Prokofiev: Symphony-Concerto

Prokofiev: Symphony-Concerto

This beautifully engineered live recording of Prokofiev’s Symphony Concerto, given in Rotterdam’s De Doelen in November 2007, is on the whole a very impressive achievement.

Our rating

5

Published: January 20, 2012 at 4:24 pm

COMPOSERS: A Tcherepnin,Crumb,Prokofiev
LABELS: Channel
WORKS: Prokofiev: Symphony-Concerto; A Tcherepnin: Suite for cello solo; Crumb: Sonata for cello solo
PERFORMER: Pieter Wispelwey (cello); Rotterdam PO/Vassily Sinaisky
CATALOGUE NO: CCS SA 27909 (hybrid CD/SACD)

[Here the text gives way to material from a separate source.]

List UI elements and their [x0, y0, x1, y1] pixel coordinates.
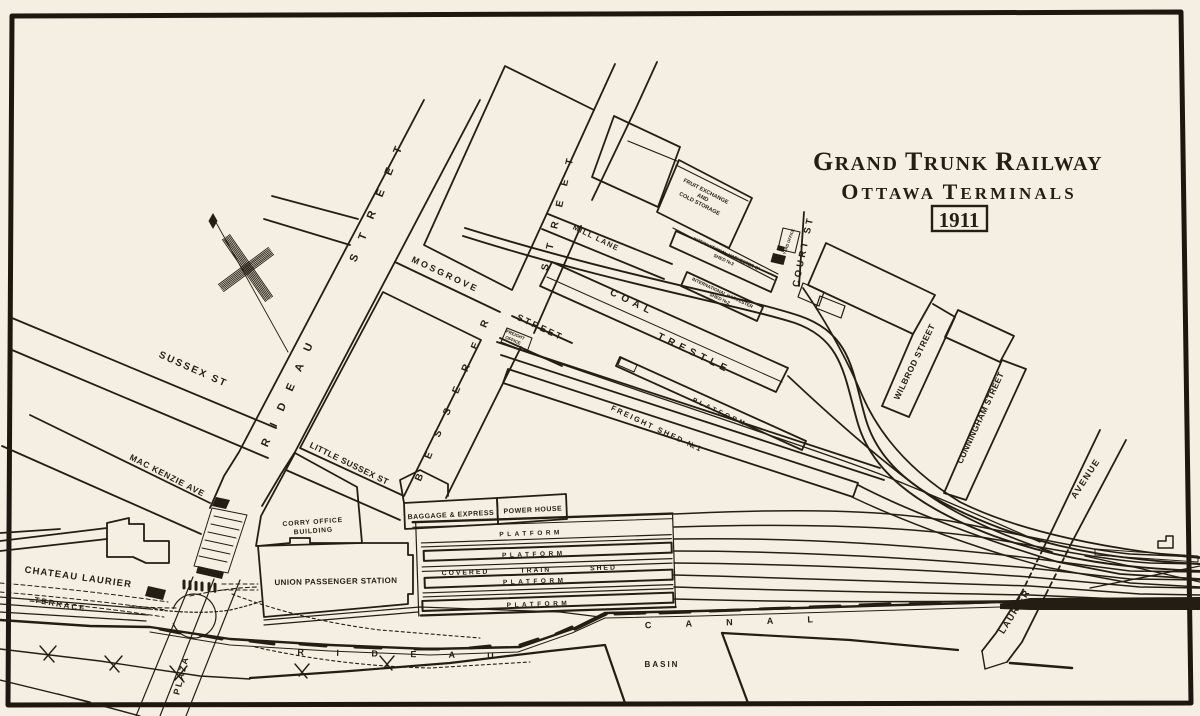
svg-text:BASIN: BASIN	[645, 660, 680, 669]
svg-text:1911: 1911	[939, 208, 980, 232]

This beautifully engineered live recording of Prokofiev’s Symphony Concerto, given in Rotterdam’s De Doelen in November 2007, is on the whole a very impressive achievement.

As always, Pieter Wispelwey is a charismatic soloist who, for the most part, carries his audience through Prokofiev’s epic narrative with a good deal of conviction, embracing wholeheartedly the work’s vast array of emotions, which, in the central movement, move schizophrenically from moments of tenderness and nostalgia to those of aggression and anguish. Wispelwey is also particularly good at creating a sense of coherence in the cadenza passages. In lesser hands, these sections often give the impression that the composer is merely marking time.

Not everything, however, is completely convincing. I have some reservations about the opening Andante which strikes me as being a little too contemplative, requiring greater momentum and urgency – qualities which are more apparent in Truls Mørk’s outstanding recording for Virgin Classics. I also wonder whether Wispelwey lingers too much over the beautiful second theme in the ensuing Allegro, beautiful as it sounds.

There are no such qualms, however, about the orchestral contribution from the Rotterdam Philharmonic under Vassily Sinaisky, which demonstrates an innate feeling for the idiosyncratic colouring of Prokofiev’s orchestration from the very first ominous pedal note in the tuba. Erik Levi

The two unaccompanied cello pieces provide an extremely enterprising coupling. Wispelwey draws a wonderfully haunting melodic line through the Oriental inflections of the Tcherepnin, while the Crumb, an early work strongly influenced by Bartók, is no less compelling.